The scandal deepens a week of cascading crises for Prime Minister Viktor Orbán. On Monday, prosecutors froze all municipal accounts in Budapest after the city’s debt reached 87 billion forints (€215 million), leaving schools, hospitals and public transport scrambling for cash. Analysts warn the capital may default on bond payments as early as Friday unless emergency EU funds are unlocked. “This is not just a cash-flow problem,” said economist Gábor Hunyadi. “It is a crisis of confidence in the entire NER model.”
Across Central Europe, similar controversies are testing anti-corruption institutions.

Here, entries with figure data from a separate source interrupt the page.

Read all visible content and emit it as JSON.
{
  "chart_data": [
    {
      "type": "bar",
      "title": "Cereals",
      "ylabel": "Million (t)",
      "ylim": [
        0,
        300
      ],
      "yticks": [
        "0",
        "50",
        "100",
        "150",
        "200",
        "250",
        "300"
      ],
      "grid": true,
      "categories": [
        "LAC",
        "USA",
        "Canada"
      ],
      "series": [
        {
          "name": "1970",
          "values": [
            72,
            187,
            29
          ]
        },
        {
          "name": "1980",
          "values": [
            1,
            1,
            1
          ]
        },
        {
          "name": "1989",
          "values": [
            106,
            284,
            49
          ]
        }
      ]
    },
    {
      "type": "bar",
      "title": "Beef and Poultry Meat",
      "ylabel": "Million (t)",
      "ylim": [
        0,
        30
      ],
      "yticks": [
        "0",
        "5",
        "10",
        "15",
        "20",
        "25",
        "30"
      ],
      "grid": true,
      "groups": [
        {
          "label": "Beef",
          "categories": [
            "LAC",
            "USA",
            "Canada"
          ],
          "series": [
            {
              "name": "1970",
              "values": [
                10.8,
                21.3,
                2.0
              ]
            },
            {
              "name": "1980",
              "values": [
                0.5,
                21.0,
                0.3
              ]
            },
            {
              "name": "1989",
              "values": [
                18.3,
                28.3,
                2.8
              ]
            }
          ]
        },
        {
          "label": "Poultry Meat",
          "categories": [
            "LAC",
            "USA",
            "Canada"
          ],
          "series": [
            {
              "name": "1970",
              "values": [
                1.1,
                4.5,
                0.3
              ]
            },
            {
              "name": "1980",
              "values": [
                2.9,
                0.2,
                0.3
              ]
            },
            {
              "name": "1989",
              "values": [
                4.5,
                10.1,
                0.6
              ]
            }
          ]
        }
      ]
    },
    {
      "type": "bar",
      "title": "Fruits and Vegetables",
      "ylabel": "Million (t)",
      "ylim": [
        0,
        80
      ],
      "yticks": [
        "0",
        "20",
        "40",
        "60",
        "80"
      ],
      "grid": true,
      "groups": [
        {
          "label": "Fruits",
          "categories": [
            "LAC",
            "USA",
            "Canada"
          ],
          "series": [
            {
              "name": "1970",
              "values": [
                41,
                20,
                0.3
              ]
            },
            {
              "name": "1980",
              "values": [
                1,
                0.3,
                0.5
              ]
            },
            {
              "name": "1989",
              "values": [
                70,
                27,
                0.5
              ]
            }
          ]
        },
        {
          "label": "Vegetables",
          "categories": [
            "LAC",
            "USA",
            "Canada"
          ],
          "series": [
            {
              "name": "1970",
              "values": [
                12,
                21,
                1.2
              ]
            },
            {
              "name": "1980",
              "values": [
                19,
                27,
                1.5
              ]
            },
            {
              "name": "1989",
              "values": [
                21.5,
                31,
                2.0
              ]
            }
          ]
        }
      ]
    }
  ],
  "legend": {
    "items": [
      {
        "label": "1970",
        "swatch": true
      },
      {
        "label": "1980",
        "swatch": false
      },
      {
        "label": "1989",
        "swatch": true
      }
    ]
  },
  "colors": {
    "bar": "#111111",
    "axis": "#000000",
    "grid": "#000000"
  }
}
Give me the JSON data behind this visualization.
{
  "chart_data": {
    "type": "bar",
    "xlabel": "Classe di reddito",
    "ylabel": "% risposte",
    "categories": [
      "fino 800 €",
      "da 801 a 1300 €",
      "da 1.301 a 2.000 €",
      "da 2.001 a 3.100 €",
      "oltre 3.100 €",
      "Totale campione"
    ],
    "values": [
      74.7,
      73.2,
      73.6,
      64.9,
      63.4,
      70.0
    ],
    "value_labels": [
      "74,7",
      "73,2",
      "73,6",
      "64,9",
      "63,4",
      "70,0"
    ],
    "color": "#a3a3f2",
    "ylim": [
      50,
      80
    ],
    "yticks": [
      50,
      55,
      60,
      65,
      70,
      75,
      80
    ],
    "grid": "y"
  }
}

In the Czech Republic, former ANO deputy Jan Richter—once the party’s second-ranking figure—is poised to join the board of Severočeská vodárenská, a billion-crown utility, despite an ongoing probe into a 450-million-crown kickback scheme in Ústí nad Labem that implicated ANO officials. Richter, who denies wrongdoing, told iROZHLAS that his candidacy is “about clean water, not corruption.”
In Sweden, Jimmie Åkesson, leader of the Sweden Democrats, is under fire after TV4’s Kalla Fakta revealed that his party’s subsidiary purchased 80,000 copies of his book *Det moderna folkhemmet*, funneling public funds into his private company. Legal experts call the deal a “textbook case of conflict of interest.” Åkesson has not responded to requests for comment.
Meanwhile, Ukraine’s President Volodymyr Zelensky told a closed NATO session that Ukrainian forces are now “militarily stronger than at any point in the past two years,” a claim that comes as Kyiv braces for a new Russian offensive in the east. The timing underscores the widening gap between Europe’s anti-corruption struggles and the continent’s escalating security threats.